A prática do trabalho de campo desenvolvida na Escola de Educação Básica Escola de Educação Básica Honório Miranda teve como principal objetivo aproximar os educandos da realidade geográfica do município de Gaspar (SC), utilizando o espaço vivido como instrumento de investigação, análise e construção do conhecimento geográfico.

A atividade foi realizada com uma turma do 1º ano do Ensino Médio e estruturada a partir da metodologia do trabalho de campo, articulando teoria e prática por meio da observação da paisagem, da análise do espaço urbano e da investigação das dinâmicas socioambientais presentes no cotidiano dos estudantes.

O planejamento da atividade envolveu diversas etapas administrativas e pedagógicas, incluindo autorização da escola, documentação dos responsáveis e aprovação junto à Gerência Regional de Educação de Santa Catarina.
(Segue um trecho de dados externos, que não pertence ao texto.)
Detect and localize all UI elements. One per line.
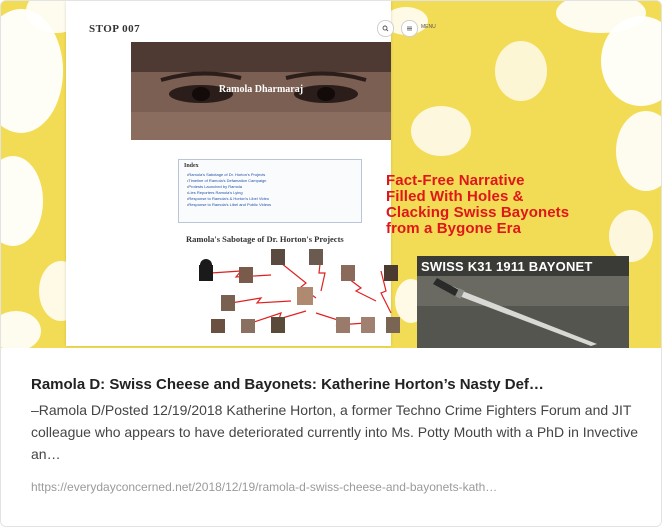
- search-icon: [382, 25, 389, 32]
- overlay-line: from a Bygone Era: [386, 220, 522, 237]
- bayonet-caption: SWISS K31 1911 BAYONET: [421, 259, 593, 274]
- preview-title[interactable]: Ramola D: Swiss Cheese and Bayonets: Kat…: [31, 376, 649, 393]
- link-preview-card[interactable]: STOP 007 MENU Ramola Dharmaraj Index • R…: [0, 0, 662, 527]
- overlay-line: Fact-Free Narrative: [386, 172, 525, 189]
- menu-button: [401, 20, 418, 37]
- overlay-headline: Fact-Free Narrative Filled With Holes & …: [386, 173, 631, 237]
- index-item: Response to Ramola's Libel and Public Vi…: [187, 202, 271, 208]
- bayonet-photo: SWISS K31 1911 BAYONET: [417, 256, 629, 348]
- index-item: Response to Ramola's & Horton's Libel Vi…: [187, 196, 271, 202]
- preview-url[interactable]: https://everydayconcerned.net/2018/12/19…: [31, 480, 651, 494]
- hero-banner: Ramola Dharmaraj: [131, 42, 391, 140]
- preview-caption[interactable]: Ramola D: Swiss Cheese and Bayonets: Kat…: [1, 348, 661, 526]
- menu-icon: [407, 26, 412, 31]
- relationship-diagram: [199, 249, 400, 333]
- hero-name: Ramola Dharmaraj: [218, 84, 304, 95]
- overlay-line: Filled With Holes &: [386, 188, 524, 205]
- preview-description: –Ramola D/Posted 12/19/2018 Katherine Ho…: [31, 402, 638, 462]
- index-list: Ramola's Sabotage of Dr. Horton's Projec…: [187, 172, 271, 207]
- index-item: Timeline of Ramola's Defamation Campaign: [187, 178, 271, 184]
- site-brand: STOP 007: [89, 23, 141, 35]
- menu-label: MENU: [421, 24, 436, 30]
- overlay-line: Clacking Swiss Bayonets: [386, 204, 570, 221]
- search-button: [377, 20, 394, 37]
- preview-thumbnail[interactable]: STOP 007 MENU Ramola Dharmaraj Index • R…: [1, 1, 661, 348]
- index-title: Index: [184, 163, 199, 169]
- index-box: Index Ramola's Sabotage of Dr. Horton's …: [178, 159, 362, 223]
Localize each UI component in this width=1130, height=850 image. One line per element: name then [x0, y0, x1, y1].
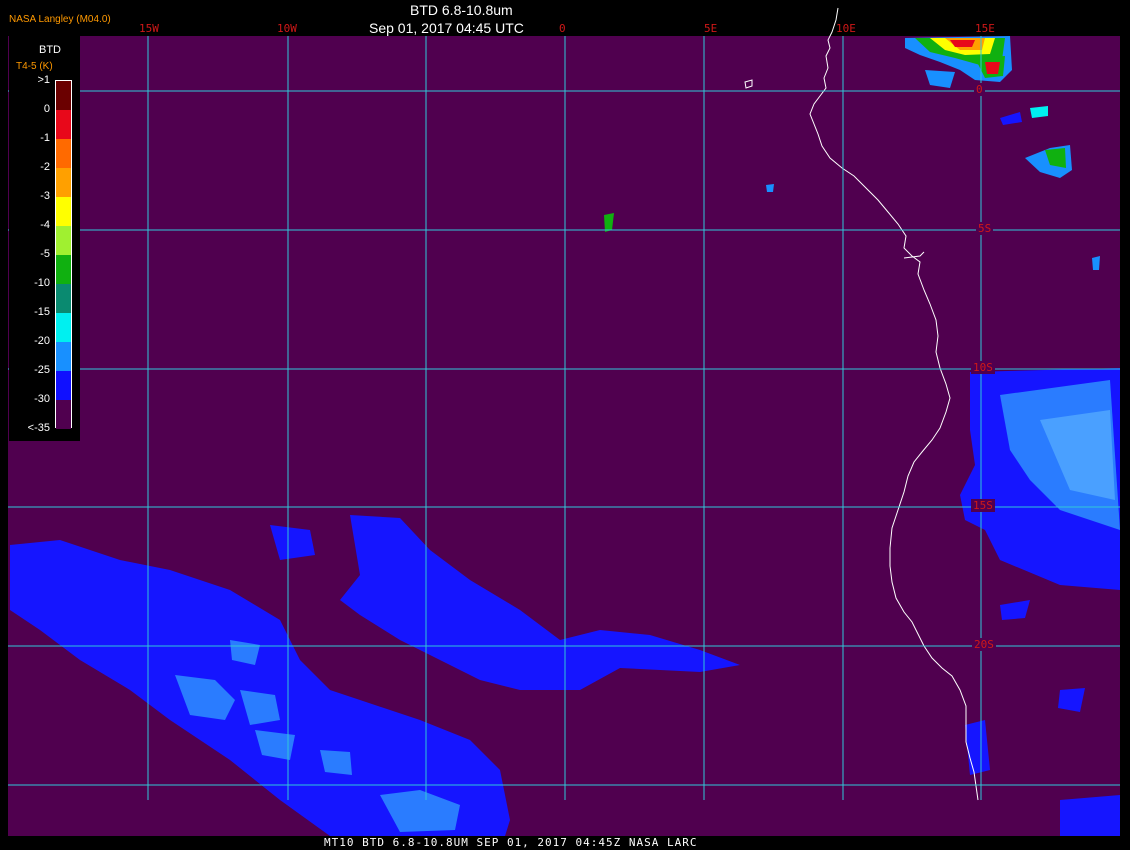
lon-label-10w: 10W — [277, 22, 297, 35]
lat-label-10s: 10S — [971, 361, 995, 374]
legend-swatch — [56, 255, 71, 284]
legend-colorbar — [55, 80, 72, 429]
legend-swatch — [56, 313, 71, 342]
legend-tick-label: -25 — [34, 364, 50, 376]
legend-swatch — [56, 371, 71, 400]
legend-tick-label: -4 — [40, 219, 50, 231]
lon-label-0: 0 — [559, 22, 566, 35]
lat-label-5s: 5S — [976, 222, 994, 235]
footer-caption: MT10 BTD 6.8-10.8UM SEP 01, 2017 04:45Z … — [324, 836, 698, 849]
legend-swatch — [56, 400, 71, 429]
legend-swatch — [56, 81, 71, 110]
legend-tick-label: -30 — [34, 393, 50, 405]
legend-tick-label: <-35 — [27, 422, 50, 434]
legend-swatch — [56, 197, 71, 226]
credit-label: NASA Langley (M04.0) — [9, 14, 111, 25]
legend-tick-label: -3 — [40, 190, 50, 202]
lon-label-10e: 10E — [836, 22, 856, 35]
legend-tick-label: -15 — [34, 306, 50, 318]
product-title: BTD 6.8-10.8um — [410, 2, 513, 18]
legend-units: T4-5 (K) — [16, 61, 53, 72]
lon-label-15e: 15E — [975, 22, 995, 35]
color-legend: BTD T4-5 (K) >1 0 -1 -2 -3 -4 -5 -10 -15 -20 -25 -3… — [9, 36, 80, 441]
legend-swatch — [56, 342, 71, 371]
legend-tick-label: -20 — [34, 335, 50, 347]
legend-tick-label: -1 — [40, 132, 50, 144]
lat-label-20s: 20S — [972, 638, 996, 651]
lon-label-5e: 5E — [704, 22, 718, 35]
legend-tick-label: >1 — [37, 74, 50, 86]
lon-label-15w: 15W — [139, 22, 159, 35]
legend-tick-label: -10 — [34, 277, 50, 289]
legend-title: BTD — [39, 44, 61, 56]
legend-swatch — [56, 139, 71, 168]
legend-tick-label: 0 — [43, 103, 50, 115]
lat-label-0: 0 — [974, 83, 985, 96]
legend-swatch — [56, 168, 71, 197]
legend-tick-label: -2 — [40, 161, 50, 173]
legend-swatch — [56, 226, 71, 255]
legend-swatch — [56, 110, 71, 139]
legend-swatch — [56, 284, 71, 313]
lat-label-15s: 15S — [971, 499, 995, 512]
legend-tick-label: -5 — [40, 248, 50, 260]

Todo esse processo foi fundamental para garantir a organização, a segurança e o desenvolvimento adequado da prática pedagógica.

A proposta teve como foco principal a região central do município de Gaspar, permitindo aos estudantes analisar o próprio lugar em que vivem. A escolha do espaço estudado buscou demonstrar que a Geografia está presente no cotidiano, nas paisagens urbanas, nas áreas de risco, na mobilidade urbana, na organização territorial e nas transformações históricas da cidade.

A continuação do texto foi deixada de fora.